Aceitar o calendário do futebol brasileiro não é tarefa fácil. Jornalistas e especialistas tentam desvendar este mistério, mas entra ano, sai ano, tudo permanece inalterado. Nosso calendário esportivo é um monstro difícil de ser domado.
Tudo começa com os estaduais. Contestado por muitos, defendido com unhas e dentes pelas federações e times menores. Fonte única de receita para vários times do interior, vem ao longo dos anos distribuído cotas polpudas para os grandes.
Normalmente ocupa o primeiro trimestre de cada ano. O drama é que os clubes menores montam seus elencos focados nesta disputa. Quando não conseguem arrumar vaga para outras competições simplesmente param de funcionar.
Os times maiores e mais fortes seguem numa ciranda impressionante. Tem o Brasileiro das series A e B, Copa do Brasil, Copa Sul-Americana e Libertadores. Tudo ao mesmo tempo. Tudo misturado.
Só para disputar o Brasileiro é preciso realizar 38 jogos e 19 viagens pelo Brasil. Jogos aos domingos e muitas vezes em outros dias da semana. Aí tem os jogos das outras competições nacionais e internacionais com mais viagens e enfretamentos em dias e horários estranhos. Os jogadores passam mais tempo viajando do que treinando ou jogando.
O calendário é tão maluco que parece feito para punir o time mais forte, aquele que consegue mais vitórias soma mais pontos. Quanto melhor a situação na tabela mais viagens e jogos.

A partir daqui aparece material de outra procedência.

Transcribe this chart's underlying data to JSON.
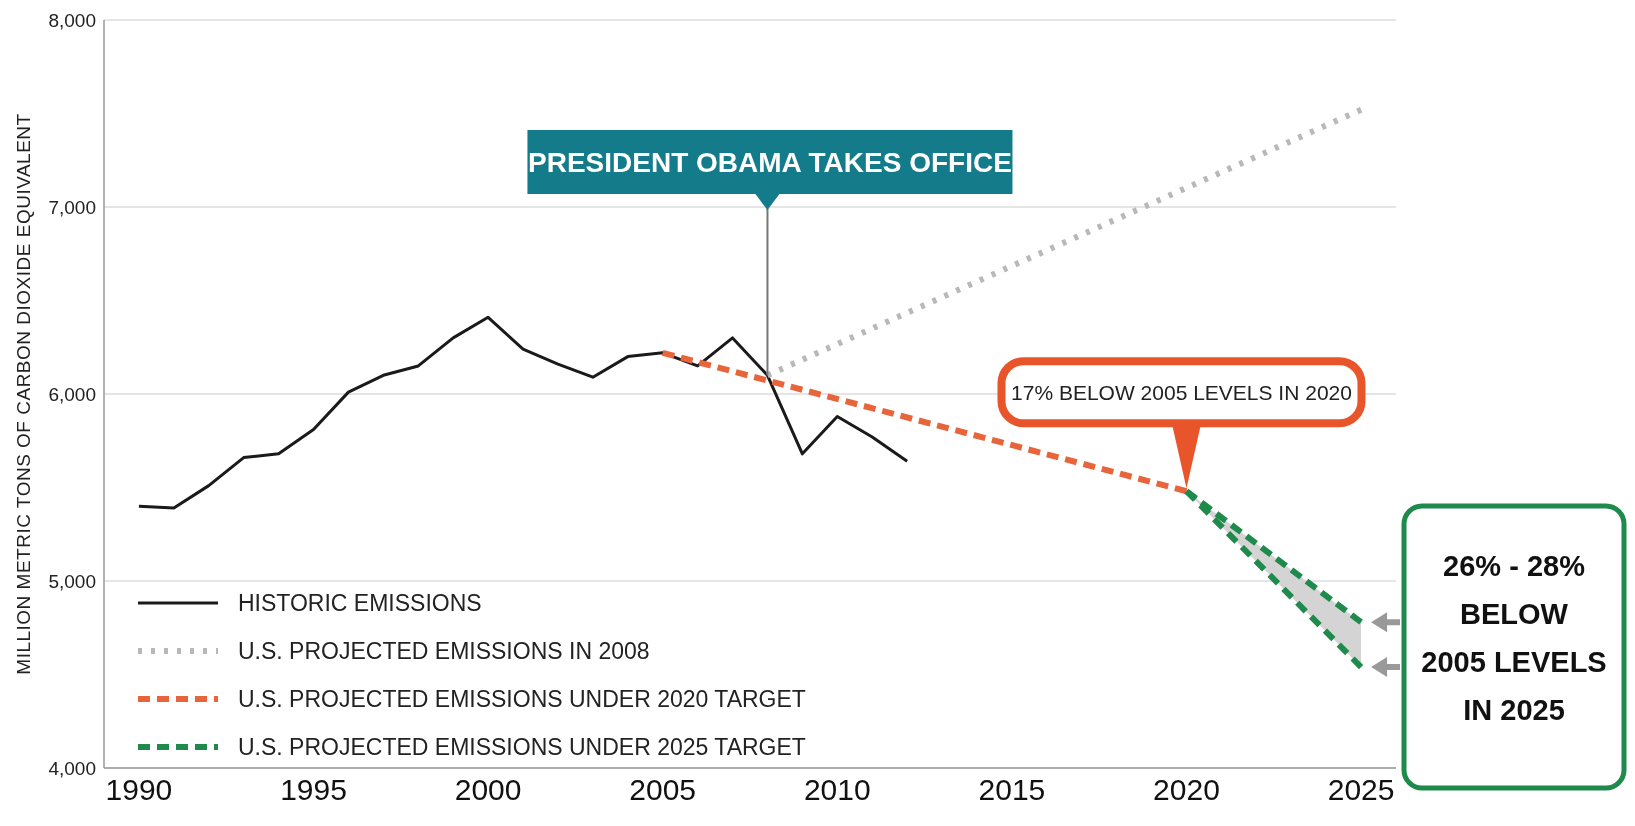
{
  "chart_data": {
    "type": "line",
    "ylabel": "MILLION METRIC TONS OF CARBON DIOXIDE EQUIVALENT",
    "xlim": [
      1989,
      2026
    ],
    "xticks": [
      1990,
      1995,
      2000,
      2005,
      2010,
      2015,
      2020,
      2025
    ],
    "ylim": [
      4000,
      8000
    ],
    "yticks": [
      {
        "value": 4000,
        "label": "4,000"
      },
      {
        "value": 5000,
        "label": "5,000"
      },
      {
        "value": 6000,
        "label": "6,000"
      },
      {
        "value": 7000,
        "label": "7,000"
      },
      {
        "value": 8000,
        "label": "8,000"
      }
    ],
    "grid": "y",
    "legend": "bottom left",
    "marker": "none",
    "series": [
      {
        "name": "HISTORIC EMISSIONS",
        "color": "#1a1a1a",
        "line_style": "solid",
        "x": [
          1990,
          1991,
          1992,
          1993,
          1994,
          1995,
          1996,
          1997,
          1998,
          1999,
          2000,
          2001,
          2002,
          2003,
          2004,
          2005,
          2006,
          2007,
          2008,
          2009,
          2010,
          2011,
          2012
        ],
        "values": [
          5400,
          5390,
          5510,
          5660,
          5680,
          5810,
          6010,
          6100,
          6150,
          6300,
          6410,
          6240,
          6160,
          6090,
          6200,
          6220,
          6150,
          6300,
          6100,
          5680,
          5880,
          5770,
          5640
        ]
      },
      {
        "name": "U.S. PROJECTED EMISSIONS IN 2008",
        "color": "#b8b8b8",
        "line_style": "dotted",
        "x": [
          2008,
          2025
        ],
        "values": [
          6100,
          7520
        ]
      },
      {
        "name": "U.S. PROJECTED EMISSIONS UNDER 2020 TARGET",
        "color": "#e8643a",
        "line_style": "dashed",
        "x": [
          2005,
          2020
        ],
        "values": [
          6220,
          5480
        ]
      },
      {
        "name": "U.S. PROJECTED EMISSIONS UNDER 2025 TARGET",
        "color": "#1e8a4c",
        "line_style": "dashed",
        "x": [
          2020,
          2025
        ],
        "values": [
          5480,
          4780
        ],
        "lower": [
          5480,
          4540
        ],
        "upper": [
          5480,
          4780
        ]
      },
      {
        "color": "#1e8a4c",
        "line_style": "dashed",
        "x": [
          2020,
          2025
        ],
        "values": [
          5480,
          4540
        ]
      }
    ],
    "annotations": [
      {
        "text": "PRESIDENT OBAMA TAKES OFFICE",
        "x": 2008,
        "y": 6100
      },
      {
        "text": "17% BELOW 2005 LEVELS IN 2020",
        "x": 2020,
        "y": 5480
      },
      "26% - 28% BELOW 2005 LEVELS IN 2025"
    ]
  }
}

Um time bom, vencedor, costuma decidir em curto prazo de tempo, o Brasileiro, a Copa do Brasil e a Libertadores. Mais do que uma aventura, uma loucura. O resultado deste calendário maluco é que nem sempre o melhor consegue chegar ao título. Perde no desgaste físico, nas contusões ou suspensões dos seus jogadores.
Na Copa Libertadores os times dos outros países levam sempre grande vantagem, justamente porque viajam e jogam bem menos. Assim podem se preparar melhor tanto fisicamente, como tecnicamente. O reflexo deste calendário maluco está bem nítido dentro de campo. Os times brasileiros estão piorando a cada ano. Os jogadores são fracos nos principais fundamentos e no coletivo deixam muito a desejar.
Sem tempo para treinamentos, aprimoramento das virtudes ou recuperação das contusões ou desgastes, a impressão é que os atletas se reúnem na porta do estádio, pegam o uniforme e entram no gramado. Como o custo para manter elencos enormes é cada vez mais alto e a receita cada vez mais exprimida, a saída é promover muitos jogos, participar de várias competições, priorizando a quantidade no lugar da qualidade.
Não vejo em curto ou médio prazo qualquer possibilidade de racionalização do calendário do nosso futebol. É uma questão mais econômica do que esportiva. Pode ser que daqui alguns anos, com a situação do Brasil melhorando, os próprios dirigentes encontrem uma fórmula, no mínimo, menos desgastante para os atletas e torcedores. Por enquanto, por falta de coisa melhor, nos resta conviver com esta overdose de futebol.
O perigo é que este calendário maluco faça o futebol brasileiro ir perdendo seu brilho e magia a cada ano, correndo o risco de ir tomando distância dos torcedores, principalmente os mais jovens.